3D printing material

Hello All

I notice in the printing guidelines for the stage that printing with PLA is mentioned. However, our local 3D printer uses production-grade ABS as the printing material. In your opinion, would this material provide sufficient precision for the stage?

Thank you,
-Amiel Beausoleil-Morrison

I don’t think ABS is recommended. The flexures depend on some really specific material properties, and ABS also has significant warping issues.

PLA is the most common material for 3D printing and works well. If you want to try prints from your printer, the leg test from test your printer will tell you a lot. Does it print without warping? do the bridges work? does it flex side to side as required?
The other small-ish part that you could test is the upright z-actuator from the upright version of the microscope. This is a complete actuator and basically contains all of the difficult printing processes. You could even assemble it with the knob or gear and hardware to test whether it is too stiff and how it holds up to repeated movement.
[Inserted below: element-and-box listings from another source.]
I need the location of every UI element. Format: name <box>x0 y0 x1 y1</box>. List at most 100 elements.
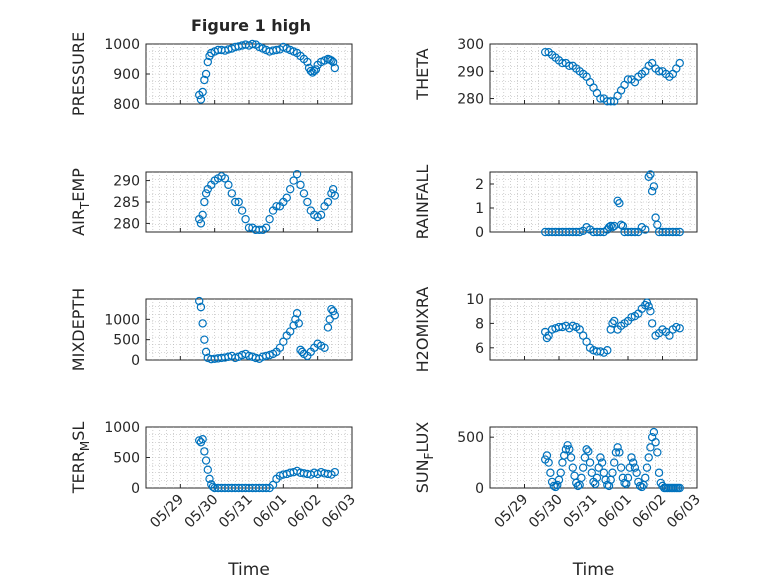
data-point <box>563 441 572 450</box>
data-point <box>641 225 650 234</box>
data-point <box>303 57 312 67</box>
data-point <box>292 309 302 318</box>
y-axis-label-main: AIR <box>69 209 88 236</box>
data-point <box>327 56 336 65</box>
y-tick-label: 10 <box>466 292 484 308</box>
y-axis-label-rest: SL <box>69 422 88 441</box>
data-point <box>675 483 684 493</box>
subplot-2: 280 290 300 THETA <box>413 37 698 108</box>
y-tick-label: 800 <box>113 97 140 113</box>
data-point <box>201 69 211 79</box>
data-point <box>575 227 584 237</box>
data-point <box>623 75 633 84</box>
data-point <box>651 438 660 447</box>
data-point <box>623 473 633 483</box>
data-point <box>237 206 247 215</box>
y-axis-label-rest: EMP <box>69 168 88 202</box>
data-series <box>195 435 340 493</box>
data-point <box>628 458 638 467</box>
y-tick-label: 290 <box>457 64 484 80</box>
data-point <box>195 296 204 306</box>
data-point <box>610 316 619 326</box>
data-series <box>195 169 340 235</box>
data-point <box>592 473 602 483</box>
data-point <box>541 47 550 57</box>
y-tick-label: 280 <box>457 92 484 108</box>
data-series <box>195 39 340 104</box>
data-point <box>234 197 243 207</box>
x-axis-label: Time <box>572 560 615 580</box>
data-point <box>272 202 281 211</box>
data-point <box>646 443 655 452</box>
data-point <box>298 347 307 357</box>
data-point <box>596 453 605 462</box>
data-point <box>577 473 586 483</box>
data-point <box>325 315 334 324</box>
data-point <box>282 193 291 202</box>
data-point <box>604 481 614 491</box>
data-point <box>647 186 657 196</box>
data-point <box>330 311 340 320</box>
data-point <box>201 456 211 465</box>
data-point <box>646 170 655 179</box>
data-point <box>265 214 274 224</box>
data-point <box>198 435 207 444</box>
data-point <box>618 221 628 231</box>
y-tick-label: 2 <box>475 177 484 193</box>
data-point <box>558 58 567 68</box>
data-point <box>201 189 211 198</box>
data-point <box>654 468 664 477</box>
data-point <box>675 227 684 237</box>
data-point <box>208 482 218 491</box>
x-axis-label: Time <box>227 560 270 580</box>
data-point <box>573 481 583 491</box>
x-tick-label: 05/29 <box>491 492 531 532</box>
data-point <box>200 335 209 344</box>
grid <box>490 172 697 232</box>
data-point <box>608 222 617 232</box>
y-axis-label-main: MIXDEPTH <box>69 288 88 371</box>
x-tick-label: 05/31 <box>560 492 600 532</box>
y-tick-label: 0 <box>475 225 484 241</box>
y-axis-label: MIXDEPTH <box>69 288 88 371</box>
data-point <box>556 468 565 477</box>
subplot-5: 0 500 1000 MIXDEPTH <box>69 288 353 371</box>
y-axis-label-main: PRESSURE <box>69 32 88 116</box>
x-tick-label: 06/02 <box>629 492 669 532</box>
y-axis-label-rest: LUX <box>413 422 432 453</box>
data-point <box>198 210 207 220</box>
data-point <box>196 219 206 228</box>
data-point <box>320 343 329 352</box>
data-point <box>323 323 333 332</box>
y-axis-label: H2OMIXRA <box>413 287 432 373</box>
data-point <box>220 174 230 183</box>
data-point <box>198 319 207 328</box>
y-tick-label: 285 <box>113 195 140 211</box>
y-tick-label: 1000 <box>104 420 140 436</box>
data-point <box>675 58 684 68</box>
y-tick-label: 6 <box>475 341 484 357</box>
figure-title: Figure 1 high <box>191 16 311 35</box>
y-tick-label: 300 <box>457 37 484 53</box>
x-tick-label: 05/29 <box>147 492 187 532</box>
subplot-1: 800 900 1000 PRESSURE <box>69 32 353 116</box>
data-point <box>200 75 209 85</box>
data-point <box>565 445 574 454</box>
data-point <box>618 473 628 483</box>
y-axis-label-main: SUN <box>413 459 432 493</box>
data-point <box>542 333 552 343</box>
data-point <box>224 180 233 190</box>
y-axis-label: SUNFLUX <box>413 422 436 494</box>
data-point <box>544 331 553 340</box>
data-point <box>665 331 674 340</box>
data-point <box>641 473 650 483</box>
data-point <box>644 453 653 462</box>
data-point <box>647 319 657 328</box>
y-axis-label-subscript: F <box>422 452 436 459</box>
data-point <box>328 57 338 67</box>
data-point <box>299 189 309 198</box>
data-series <box>541 427 684 493</box>
data-point <box>561 445 571 454</box>
data-point <box>578 463 588 472</box>
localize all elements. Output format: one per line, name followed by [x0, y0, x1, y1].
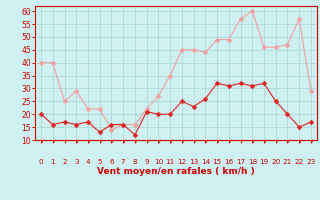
X-axis label: Vent moyen/en rafales ( km/h ): Vent moyen/en rafales ( km/h ): [97, 167, 255, 176]
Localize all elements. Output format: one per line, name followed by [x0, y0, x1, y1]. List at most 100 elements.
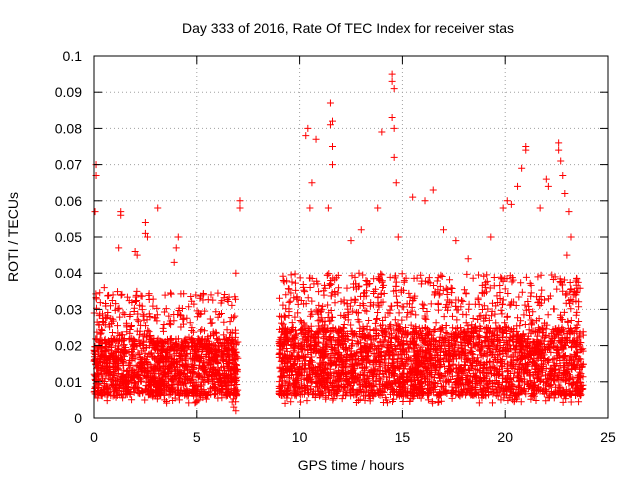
data-point: [567, 316, 575, 324]
data-point: [168, 385, 176, 393]
data-point: [198, 326, 206, 333]
data-point: [196, 310, 204, 318]
data-point: [448, 312, 456, 320]
data-point: [123, 293, 131, 301]
data-point: [183, 385, 191, 393]
data-point: [118, 290, 126, 298]
data-point: [199, 394, 207, 402]
data-point: [207, 365, 215, 373]
data-point: [104, 309, 112, 317]
data-point: [458, 296, 466, 304]
data-point: [126, 312, 134, 320]
data-point: [121, 310, 129, 318]
data-point: [532, 396, 540, 404]
data-point: [356, 395, 364, 403]
data-point: [400, 278, 408, 286]
data-point: [205, 368, 213, 376]
data-point: [121, 346, 129, 354]
data-point: [223, 326, 231, 334]
data-point: [147, 387, 155, 395]
data-point: [213, 357, 221, 365]
data-point: [102, 362, 110, 370]
data-point: [102, 383, 110, 391]
data-point: [373, 315, 381, 323]
data-point: [97, 387, 105, 395]
data-point: [165, 319, 173, 327]
data-point: [149, 302, 157, 310]
data-point: [154, 342, 162, 350]
data-point: [575, 398, 583, 406]
data-point: [199, 366, 207, 374]
data-point: [106, 323, 114, 331]
data-point: [225, 293, 233, 301]
data-point: [112, 300, 120, 308]
data-point: [318, 314, 326, 322]
data-point: [96, 289, 104, 297]
data-point: [228, 398, 236, 406]
data-point: [567, 305, 575, 313]
data-point: [188, 297, 196, 305]
data-point: [135, 350, 143, 358]
data-point: [232, 295, 240, 303]
data-point: [425, 274, 433, 282]
data-point: [419, 304, 427, 312]
data-point: [126, 356, 134, 364]
data-point: [208, 364, 216, 372]
data-point: [91, 376, 99, 384]
data-point: [540, 296, 548, 304]
data-point: [91, 347, 99, 355]
data-point: [288, 278, 296, 286]
data-point: [567, 398, 575, 406]
data-point: [133, 287, 141, 295]
data-point: [170, 380, 178, 388]
data-point: [428, 398, 436, 406]
data-point: [143, 316, 151, 324]
data-point: [469, 315, 477, 323]
data-point: [279, 272, 287, 280]
data-point: [203, 375, 211, 383]
data-point: [191, 399, 199, 407]
data-point: [114, 342, 122, 350]
data-point: [393, 298, 401, 306]
data-point: [213, 371, 221, 379]
data-point: [327, 292, 335, 300]
data-point: [359, 271, 367, 279]
data-point: [232, 390, 240, 398]
data-point: [579, 328, 587, 336]
data-point: [491, 310, 499, 318]
data-point: [181, 376, 189, 384]
data-point: [145, 342, 153, 350]
data-point: [107, 343, 115, 351]
data-point: [287, 398, 295, 406]
data-point: [157, 337, 165, 345]
data-point: [227, 314, 235, 322]
data-point: [170, 317, 178, 325]
data-point: [108, 319, 116, 327]
data-point: [175, 379, 183, 387]
data-point: [228, 335, 236, 343]
data-point: [181, 366, 189, 374]
data-point: [412, 311, 420, 319]
data-point: [179, 389, 187, 397]
data-point: [180, 346, 188, 354]
data-point: [228, 351, 236, 359]
data-point: [465, 300, 473, 308]
data-point: [291, 279, 299, 287]
data-point: [347, 321, 355, 329]
data-point: [114, 288, 122, 296]
data-point: [138, 306, 146, 314]
data-point: [215, 370, 223, 378]
data-point: [106, 354, 114, 362]
data-point: [177, 352, 185, 360]
data-point: [176, 378, 184, 386]
data-point: [188, 375, 196, 383]
data-point: [448, 394, 456, 402]
data-point: [148, 391, 156, 399]
data-point: [281, 399, 289, 407]
data-point: [94, 355, 102, 363]
data-point: [453, 316, 461, 324]
data-point: [187, 369, 195, 377]
data-point: [207, 291, 215, 299]
data-point: [160, 321, 168, 329]
data-point: [354, 397, 362, 405]
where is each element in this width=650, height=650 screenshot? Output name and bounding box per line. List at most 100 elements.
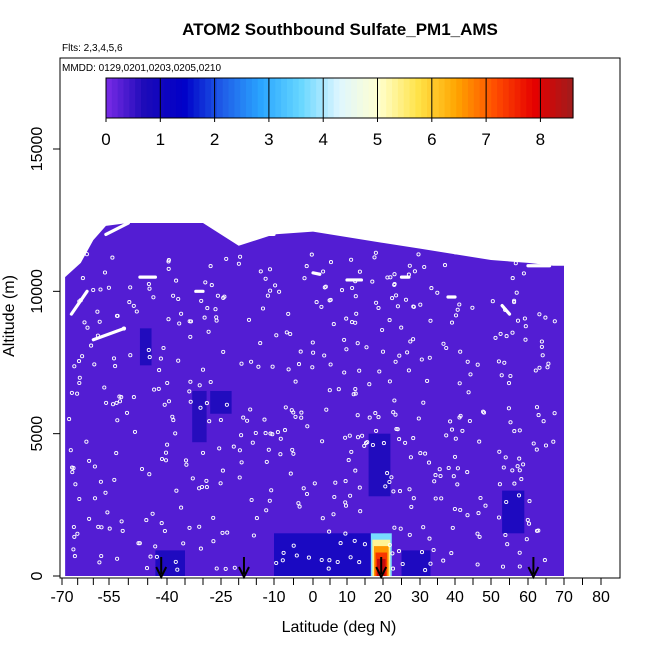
sample-point (270, 364, 275, 369)
sample-point (476, 511, 481, 516)
sample-point (432, 479, 437, 484)
sample-point (176, 358, 181, 363)
sample-point (236, 261, 241, 266)
sample-point (146, 281, 151, 287)
sample-point (504, 499, 509, 505)
colorbar-cell (467, 78, 475, 118)
sample-point (490, 299, 495, 304)
sample-point (377, 369, 382, 374)
colorbar-cell (170, 78, 177, 118)
sample-point (128, 353, 133, 358)
sample-point (517, 456, 522, 461)
sample-point (208, 264, 213, 269)
colorbar-cell (561, 78, 568, 118)
sample-point (444, 433, 449, 438)
sample-point (251, 533, 256, 538)
sample-point (67, 417, 72, 422)
sample-point (549, 260, 554, 265)
sample-point (205, 306, 210, 311)
sample-point (431, 547, 436, 553)
sample-point (215, 293, 220, 298)
colorbar-cell (421, 78, 428, 118)
sample-point (405, 350, 410, 355)
sample-point (115, 418, 120, 423)
sample-point (496, 359, 501, 364)
sample-point (187, 525, 192, 530)
sample-point (453, 250, 458, 255)
sample-point (95, 309, 100, 314)
sample-point (203, 280, 208, 285)
sample-point (481, 410, 487, 415)
sample-point (220, 530, 225, 535)
sample-point (120, 528, 125, 533)
x-tick-label: -70 (50, 589, 73, 606)
sample-point (70, 470, 75, 475)
sample-point (348, 555, 353, 560)
colorbar-cell (462, 78, 469, 118)
sample-point (119, 395, 124, 400)
sample-point (198, 405, 203, 410)
colorbar-cell (351, 78, 358, 118)
sample-point (322, 353, 327, 358)
sample-point (387, 542, 392, 548)
colorbar-cell (479, 78, 487, 118)
sample-point (214, 566, 219, 571)
sample-point (280, 558, 285, 563)
sample-point (392, 272, 397, 277)
sample-point (441, 558, 446, 563)
y-tick-label: 5000 (29, 416, 46, 452)
sample-point (458, 507, 463, 513)
sample-point (393, 412, 398, 417)
sample-point (427, 355, 432, 360)
sample-point (395, 304, 400, 309)
sample-point (153, 544, 158, 549)
sample-point (333, 480, 338, 485)
sample-point (102, 385, 107, 390)
sample-point (355, 435, 361, 440)
sample-point (517, 564, 522, 569)
sample-point (339, 288, 345, 293)
sample-point (426, 460, 432, 465)
colorbar-cell (310, 78, 317, 118)
sample-point (278, 452, 283, 457)
sample-point (147, 472, 152, 477)
sample-point (534, 405, 540, 410)
sample-point (458, 413, 463, 418)
colorbar-cell (135, 78, 142, 118)
sample-point (442, 263, 448, 268)
flight-track-segment (311, 271, 322, 276)
sample-point (128, 285, 133, 290)
sample-point (391, 410, 396, 415)
x-tick-label: -55 (97, 589, 120, 606)
sample-point (157, 368, 162, 373)
arrow-markers (155, 557, 540, 580)
sample-point (517, 428, 522, 433)
sample-point (525, 517, 530, 523)
sample-point (190, 476, 195, 481)
sample-point (373, 250, 378, 255)
sample-point (390, 566, 396, 571)
sample-point (148, 554, 153, 559)
sample-point (400, 561, 405, 567)
sample-point (449, 427, 455, 432)
sample-point (500, 564, 506, 569)
colorbar-cell (304, 78, 311, 118)
sample-point (537, 312, 542, 317)
sample-point (353, 294, 358, 299)
sample-point (523, 324, 528, 329)
flight-track-segment (500, 303, 512, 316)
colorbar-cell (152, 78, 160, 118)
x-tick-label: 20 (374, 589, 392, 606)
sample-point (327, 558, 332, 563)
sample-point (270, 432, 275, 437)
sample-point (298, 349, 303, 354)
x-tick-label: -10 (262, 589, 285, 606)
sample-point (89, 343, 94, 348)
sample-point (288, 471, 293, 476)
sample-point (294, 553, 299, 558)
sample-point (248, 407, 253, 412)
colorbar-cell (386, 78, 393, 118)
colorbar-cell (111, 78, 119, 118)
colorbar-cell (555, 78, 562, 118)
sample-point (204, 401, 209, 406)
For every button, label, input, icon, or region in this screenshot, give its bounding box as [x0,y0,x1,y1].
The main reason we don’t recommend ABS is that it’s harder to print with: I have no reason to believe that an ABS microscope wouldn’t work well, it’s just that PLA works nicely and prints much more reliably, so I have always stuck with that. If you are happy taking the slight risk that it won’t work as well, by all means do get one printed in ABS. I would be very interested to hear how you get on!

At some point, a community comparison of different print materials could be a really interesting thing to do, perhaps as William says using a relevant test object, like the leg.